Surgical excision and relocation of the stoma is the mainstay of treatment, as in ileostomy carcinomas [6-9]. Complete excision is regarded as a cure in almost all the cases. The resultant skin defects can be successfully reconstructed using splitthickness skin graft primarily or secondarily after the local flap is raised to decrease the size of the defect. A review of 36 primary adenocarcinomas at ileostomy sites by Metzger et al. [9] found that lymph node involvement was present in 19% of cases with an 85% survival rate.

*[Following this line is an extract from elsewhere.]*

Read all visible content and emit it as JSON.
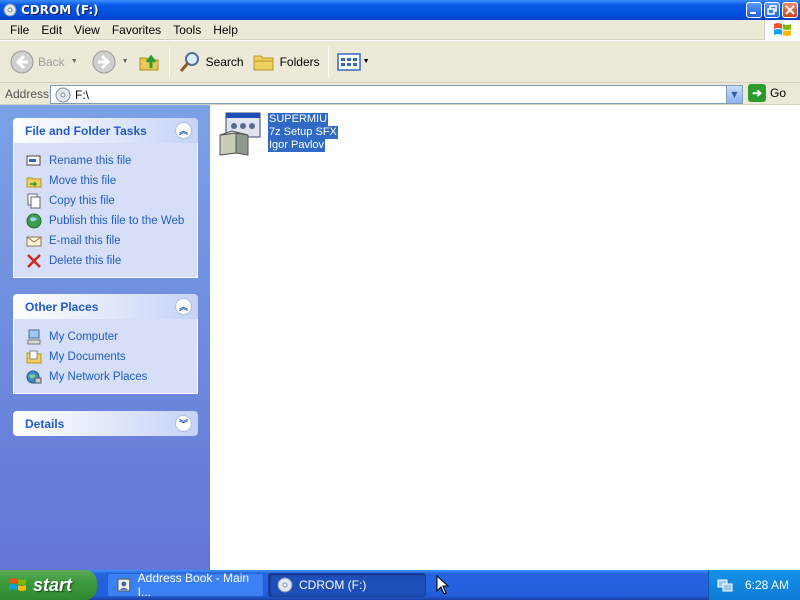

Any suspicious skin lesions near stoma sites should be biopsied to rule out the possibility of this latent urostomy complication. Patient education and regular physician physical examinations are important for early detection.

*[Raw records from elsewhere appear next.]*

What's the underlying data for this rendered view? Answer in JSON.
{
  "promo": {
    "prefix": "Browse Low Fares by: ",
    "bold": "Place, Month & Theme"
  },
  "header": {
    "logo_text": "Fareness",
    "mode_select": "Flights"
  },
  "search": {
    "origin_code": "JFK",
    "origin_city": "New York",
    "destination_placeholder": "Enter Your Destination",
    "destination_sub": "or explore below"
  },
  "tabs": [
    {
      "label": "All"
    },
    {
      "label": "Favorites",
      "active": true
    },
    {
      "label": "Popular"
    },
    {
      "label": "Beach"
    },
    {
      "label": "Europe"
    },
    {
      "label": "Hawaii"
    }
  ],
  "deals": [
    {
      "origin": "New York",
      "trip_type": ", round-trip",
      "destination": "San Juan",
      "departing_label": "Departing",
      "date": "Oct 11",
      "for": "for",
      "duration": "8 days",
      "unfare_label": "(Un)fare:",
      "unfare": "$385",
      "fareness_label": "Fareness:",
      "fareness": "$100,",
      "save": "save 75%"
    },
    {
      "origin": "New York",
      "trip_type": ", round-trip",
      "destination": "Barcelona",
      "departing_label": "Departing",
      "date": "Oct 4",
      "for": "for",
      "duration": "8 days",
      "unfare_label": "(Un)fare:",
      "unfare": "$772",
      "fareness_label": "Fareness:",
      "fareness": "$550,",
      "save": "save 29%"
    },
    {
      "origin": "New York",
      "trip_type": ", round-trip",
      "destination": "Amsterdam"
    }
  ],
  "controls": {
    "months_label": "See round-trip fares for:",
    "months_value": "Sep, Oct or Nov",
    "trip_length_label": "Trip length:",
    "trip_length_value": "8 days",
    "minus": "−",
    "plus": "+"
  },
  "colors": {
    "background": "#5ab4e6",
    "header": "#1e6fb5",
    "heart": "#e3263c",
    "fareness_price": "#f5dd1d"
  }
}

Primary adenocarcinoma arising at a urostomy is very rare. The interval between the formation of a urostomy after bladder cancer operation and the diagnosis of adenocarcinoma at the urostomy site was 35 years in our case. This previously unreported case of urostomy adenocarcinoma is now presented to alert clinicians of its existence, emphasizing the need for a multidisciplinary approach and patient education for early diagnosis.

Conflict of Interest

No potential conflicts of interest relevant to this article are reported.

Fig. 1.
Initial presentation of the patient. (A) Two 2×2-cm skin masses with protrusion and the surrounding erosive skin on the right abdominal wall. (B) Six encircled sites indicating where the biopsies were performed (white arrow: opening of the urostomy or stoma).
Fig. 2.
Preoperative imaging evaluation to assess the lesion. (A) Axial contrast-enhanced computed tomography (CT) scan of the lower abdomen showing a 2.4×1.9×1.9-cm enhancing nodule involving the stoma. (B) 18F-fluorodeoxyglucose positron emission tomography/CT scan at the same anatomical level showing hypermetabolic uptake in the same parastomal mass and within the tract of the urostomy site (blue arrow).
Fig. 3.
Intraoperative and immediate postoperative images. (A) A 20×15-cm skin defect after wide excision of skin cancer and relocation of urostomy on the contralateral abdomen. (B) Split-thickness skin grafts applied after local flaps were raised to reduce the defect size.
Fig. 4.
Postoperative 3-month images. (A, B) The skin graft was well-taken without any complications.
Fig. 5.
Gross specimen photographs following wide excision. (A) Photograph of the entire fresh specimen prior to sectioning. (B) Photograph of histologic section showing a 2.4×1.9×1.9 cm nodule involving the skin-urostomy junction. (C) Photograph of section including the largest one (2.2×1.9×1.2 cm) among multiple nodules within the ulcerative lesion. White arrow is opening of the urostomy
Fig. 6.
Microscopic images of adenocarcinoma arising at the urostomy. Micrograph views showing that it was originated from the junction between the stoma and the skin (H&E; A, ×40; B, ×400). Microscopic views showing pagetoid spread of infiltrative adenocarcinoma along the epidermis (H&E; C, ×100; D, ×400).